Mis hijos crecieron entre la iglesia y la pelota; desde los cinco años los llevaba a entrenar. Eliú, el mayor, era arquero y viajaba a Quito, Ambato y Cuenca junto a su hermano, mientras yo siempre estaba pendiente de ellos, no por desconfianza, sino por cuidado. En campañas cristianas, dos pastores dijeron que Dios tenía un propósito con Eliú, y yo guardé esas palabras. Pero el barrio se volvió peligroso, con balaceras que nos obligaron a elegir entre los sueños y la vida. Así, sin darnos cuenta, pasamos de las canchas al miedo diario, hasta que, siendo aún un muchacho, mi hijo terminó bajo custodia del Estado.
He sido una madre cuidadosa
Mi casa siempre ha sido un espacio donde se respeta, donde se ayuda al que llega sin comer. Si un niño tocaba la puerta y decía “tengo hambre”, yo lo sentaba a la mesa. También aprendí a pedir perdón cuando hacía falta y a corregir cuando tocaba.
Por eso, hace dos años, en el 2023, cuando mi hijo ingresó a la Penitenciaría del Litoral con 18 años, mi preocupación no fue repetir por qué estaba ahí, sino cómo iba a estar ahí. Yo ya no podía cuidarlo como antes; quedaba en manos del Estado. Pero lo que encontré fue silencio, puertas cerradas y un gobierno que no trata a los reos como seres humanos.
Lo que le hicieron a mi hijo ahí adentro
Seis meses después de su ingreso en la penitenciaría, un trabajador del penal me envió una foto. Mi hijo aparecía tirado, amarrado, con la espalda lastimada. Más tarde él mismo me contó que militares lo sacaron del pabellón, lo colgaron de los brazos y lo golpearon con cables gruesos. Lo dejaban bajo el sol, sin agua, sin atención.
En el hospital Monte Sinaí pude verlo. Su espalda y sus piernas estaban llenas de marcas. Él me decía que sentía cómo la piel se le abría. Yo denuncié ante el Comité Permanente por la Defensa de los Derechos Humanos y me quedé casi dos meses a su lado. Se intentó un hábeas corpus, pero lo negaron. Luego llegó la sentencia. Y cuando lo dieron de alta, se lo llevaron de inmediato de vuelta al penal. Ese día fue la última vez que vi su rostro de cerca.

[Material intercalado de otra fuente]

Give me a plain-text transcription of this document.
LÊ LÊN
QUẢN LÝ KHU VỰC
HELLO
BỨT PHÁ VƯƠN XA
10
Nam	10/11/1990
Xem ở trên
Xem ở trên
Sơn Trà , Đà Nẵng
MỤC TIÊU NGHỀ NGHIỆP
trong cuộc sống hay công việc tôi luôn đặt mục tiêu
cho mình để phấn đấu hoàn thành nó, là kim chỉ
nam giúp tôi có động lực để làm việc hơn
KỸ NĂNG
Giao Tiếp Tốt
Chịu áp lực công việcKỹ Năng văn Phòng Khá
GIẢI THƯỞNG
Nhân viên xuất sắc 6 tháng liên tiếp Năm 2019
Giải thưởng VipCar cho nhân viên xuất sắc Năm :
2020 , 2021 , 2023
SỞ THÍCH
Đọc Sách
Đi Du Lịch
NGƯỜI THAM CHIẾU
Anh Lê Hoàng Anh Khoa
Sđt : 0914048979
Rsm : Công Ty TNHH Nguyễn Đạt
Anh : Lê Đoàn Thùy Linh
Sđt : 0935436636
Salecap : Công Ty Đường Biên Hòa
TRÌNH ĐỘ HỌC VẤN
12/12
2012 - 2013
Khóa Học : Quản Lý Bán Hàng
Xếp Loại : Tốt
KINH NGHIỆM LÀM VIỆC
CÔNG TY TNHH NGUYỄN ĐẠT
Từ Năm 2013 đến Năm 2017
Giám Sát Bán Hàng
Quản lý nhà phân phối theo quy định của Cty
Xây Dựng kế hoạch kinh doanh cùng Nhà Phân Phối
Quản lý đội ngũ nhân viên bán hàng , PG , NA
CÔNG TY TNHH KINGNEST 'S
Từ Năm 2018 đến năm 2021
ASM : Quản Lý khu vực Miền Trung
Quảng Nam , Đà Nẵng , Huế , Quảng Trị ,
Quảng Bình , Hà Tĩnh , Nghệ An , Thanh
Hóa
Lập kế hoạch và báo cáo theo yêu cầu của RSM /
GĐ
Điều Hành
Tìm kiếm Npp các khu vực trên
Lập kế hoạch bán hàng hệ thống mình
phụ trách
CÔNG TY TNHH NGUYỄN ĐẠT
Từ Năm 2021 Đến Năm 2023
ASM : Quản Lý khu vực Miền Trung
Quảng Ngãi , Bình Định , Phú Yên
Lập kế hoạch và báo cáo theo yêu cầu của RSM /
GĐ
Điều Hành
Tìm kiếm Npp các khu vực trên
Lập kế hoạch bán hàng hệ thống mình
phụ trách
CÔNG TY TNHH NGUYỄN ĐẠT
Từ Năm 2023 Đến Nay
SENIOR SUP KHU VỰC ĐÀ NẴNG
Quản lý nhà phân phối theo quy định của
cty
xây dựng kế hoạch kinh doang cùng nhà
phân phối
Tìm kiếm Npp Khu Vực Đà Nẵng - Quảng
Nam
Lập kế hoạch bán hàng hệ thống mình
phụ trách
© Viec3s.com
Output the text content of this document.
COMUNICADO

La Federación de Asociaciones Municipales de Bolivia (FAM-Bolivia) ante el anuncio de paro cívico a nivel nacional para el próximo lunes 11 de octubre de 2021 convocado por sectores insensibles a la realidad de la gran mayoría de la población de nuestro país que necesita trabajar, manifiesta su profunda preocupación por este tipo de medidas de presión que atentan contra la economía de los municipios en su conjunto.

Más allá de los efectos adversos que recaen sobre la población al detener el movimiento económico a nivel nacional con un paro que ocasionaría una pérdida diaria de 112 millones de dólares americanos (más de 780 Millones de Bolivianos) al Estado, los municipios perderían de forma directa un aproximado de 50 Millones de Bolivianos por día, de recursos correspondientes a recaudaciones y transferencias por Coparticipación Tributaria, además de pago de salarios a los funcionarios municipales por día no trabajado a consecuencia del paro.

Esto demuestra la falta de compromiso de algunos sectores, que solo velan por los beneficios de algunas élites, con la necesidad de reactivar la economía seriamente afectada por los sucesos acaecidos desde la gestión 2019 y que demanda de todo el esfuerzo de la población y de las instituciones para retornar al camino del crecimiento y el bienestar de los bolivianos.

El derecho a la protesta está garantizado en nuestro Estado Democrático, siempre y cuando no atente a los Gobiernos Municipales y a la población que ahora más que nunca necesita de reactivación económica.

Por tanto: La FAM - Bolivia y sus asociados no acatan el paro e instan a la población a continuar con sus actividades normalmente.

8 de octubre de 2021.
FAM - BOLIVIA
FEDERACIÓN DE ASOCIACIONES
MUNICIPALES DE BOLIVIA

Me dijo: estoy pudriéndome en vida
Con el tiempo, mi hijo empezó a enfermarse más. Me decía que tenía fiebre, escalofríos, mucho dolor en el cuerpo y la espalda torcida por los golpes. Yo entregaba escritos al Servicio Nacional de Atención Integral a Personas Adultas Privadas de la Libertad y Adolescentes Infractores (SNAI) y al Hospital Universitario, pero las respuestas demoraban. En el policlínico le dijeron que tenía anemia, agua en los pulmones y la columna afectada.
Las condiciones sanitarias eran muy duras. A los enfermos los pasaron a un pabellón donde apenas sobrevivían. Mi esposo le enviaba dinero para que comiera un poco mejor, pero en cada foto se veía cómo iba bajando de peso. Y allá adentro todo era extorsión: para moverse, para comer, para no ser maltratado. Incluso enfermo, mi hijo tenía que entregar parte de lo poco que recibía para poder estar un poco más tranquilo.
Los mismos internos, al ver cómo estaba, trataron de ayudarlo. Uno de ellos, que era médico, intentó hacerle una curación porque se le formó una masa en el pecho. Sin más recursos, tuvo que abrirle un absceso para evitar que se complicara.
Desde el CDH
Eliú murió en la madrugada del día 2 de diciembre de 2025 en su celda en la Penitenciaría del Litoral. Murió joven, enfermo y sin atención adecuada, después de meses de advertencias ignoradas.
Su muerte no fue un accidente: fue la consecuencia de un sistema penitenciario que convierte la condena en una sentencia doble, silenciosa y mortal. Que un muchacho entre vivo a una cárcel y salga en un ataúd es una tragedia que el país no puede normalizar. Mientras estas muertes sigan ocurriendo sin respuestas ni reparación, la pregunta seguirá abierta:
¿Cuántos jóvenes más tienen que morir para que algo cambie?